*Geek Box: Retrospective Analysis

*Geek Box: Retrospective Analysis

If you’ve heard of a retrospective study, most likely it is in the context of a retrospective cohort study, in which the study is conducted after participants have developed a particular outcome of interest. Such a study tends to look back at records or other data to try to identify any relationship between an exposure and an outcome.

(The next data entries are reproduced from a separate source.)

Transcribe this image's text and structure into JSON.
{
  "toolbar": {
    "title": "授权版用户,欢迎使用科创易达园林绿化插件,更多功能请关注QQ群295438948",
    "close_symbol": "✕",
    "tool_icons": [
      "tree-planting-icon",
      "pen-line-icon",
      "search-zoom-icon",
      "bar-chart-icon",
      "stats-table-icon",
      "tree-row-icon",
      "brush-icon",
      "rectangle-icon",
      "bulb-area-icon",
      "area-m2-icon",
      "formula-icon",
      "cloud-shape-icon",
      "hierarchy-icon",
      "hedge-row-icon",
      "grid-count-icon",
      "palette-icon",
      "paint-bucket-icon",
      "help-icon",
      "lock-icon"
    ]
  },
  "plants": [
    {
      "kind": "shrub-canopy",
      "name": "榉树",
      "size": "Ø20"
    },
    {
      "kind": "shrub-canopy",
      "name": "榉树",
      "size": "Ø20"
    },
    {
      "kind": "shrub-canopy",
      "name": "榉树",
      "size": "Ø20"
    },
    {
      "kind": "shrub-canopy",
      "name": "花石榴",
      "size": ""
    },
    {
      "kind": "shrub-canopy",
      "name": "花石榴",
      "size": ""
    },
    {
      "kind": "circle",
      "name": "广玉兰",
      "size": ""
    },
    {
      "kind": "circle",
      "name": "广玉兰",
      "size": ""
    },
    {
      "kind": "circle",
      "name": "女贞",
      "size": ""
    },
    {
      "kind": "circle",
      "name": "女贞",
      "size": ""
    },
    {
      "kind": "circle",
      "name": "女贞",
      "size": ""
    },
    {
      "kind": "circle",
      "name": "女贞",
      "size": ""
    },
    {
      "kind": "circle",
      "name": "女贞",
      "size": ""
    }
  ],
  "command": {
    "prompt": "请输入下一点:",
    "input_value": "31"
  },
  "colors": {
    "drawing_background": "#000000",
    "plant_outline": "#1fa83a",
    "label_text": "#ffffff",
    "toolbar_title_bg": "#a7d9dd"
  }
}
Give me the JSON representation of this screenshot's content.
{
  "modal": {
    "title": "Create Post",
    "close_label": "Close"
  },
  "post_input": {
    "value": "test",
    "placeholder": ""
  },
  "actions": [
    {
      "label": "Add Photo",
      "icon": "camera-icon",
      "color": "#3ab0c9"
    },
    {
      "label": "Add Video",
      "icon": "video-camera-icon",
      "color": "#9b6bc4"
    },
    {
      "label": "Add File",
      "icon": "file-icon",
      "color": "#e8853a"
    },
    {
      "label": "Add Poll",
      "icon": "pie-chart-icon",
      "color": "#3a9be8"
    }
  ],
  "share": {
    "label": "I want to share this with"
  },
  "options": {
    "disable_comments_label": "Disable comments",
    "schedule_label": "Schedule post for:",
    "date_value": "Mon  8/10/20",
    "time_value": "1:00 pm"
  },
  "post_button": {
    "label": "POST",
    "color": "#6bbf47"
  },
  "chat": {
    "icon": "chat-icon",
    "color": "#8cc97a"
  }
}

For example, let’s say the investigators think there may be a relationship between exposure to lead in paint factories and cancer incidence. They could look at back records of people who died from cancer, that also worked in paint factories, and compare them to an unexposed control group. They could identify a higher prevalence of cancer incidence. As you can probably see, as data is not collected at baseline, and as the study participants are all identified and compared after the outcomes have occurred, retrospective studies are more prone to bias than other observational research.

But what about a randomised controlled trial, can there be a ‘retrospective RCT’? Well, yes: all this means is that a retrospective analysis is conducted with data from an RCT. This means that it is not part of the direct hypothesis tested in the initial intervention, and the analysis is conducted to explore further relationships in the data. The difference may also be defined as explanatory vs. exploratory. In an explanatory RCT, the intervention is designed with the hypothesis of testing whether Exposure A results in Outcome B, and ‘explaining’ any such cause-effect relationship.

Exploratory study means an initial exploration of a theory, from which a hypothesis could be generated. In the present study, the analysis was retrospective: the initial study was completed, but the data was available to explore whether there was any relationship between the primary intervention [B-vitamins] and plasma omega-3 fatty acid levels. Finding a relationship in turn generates further hypotheses to be tested directly in further study. The key distinction in interpreting this retrospective study is that it is not demonstrated any cause-effect relationships, and is in effect an observation.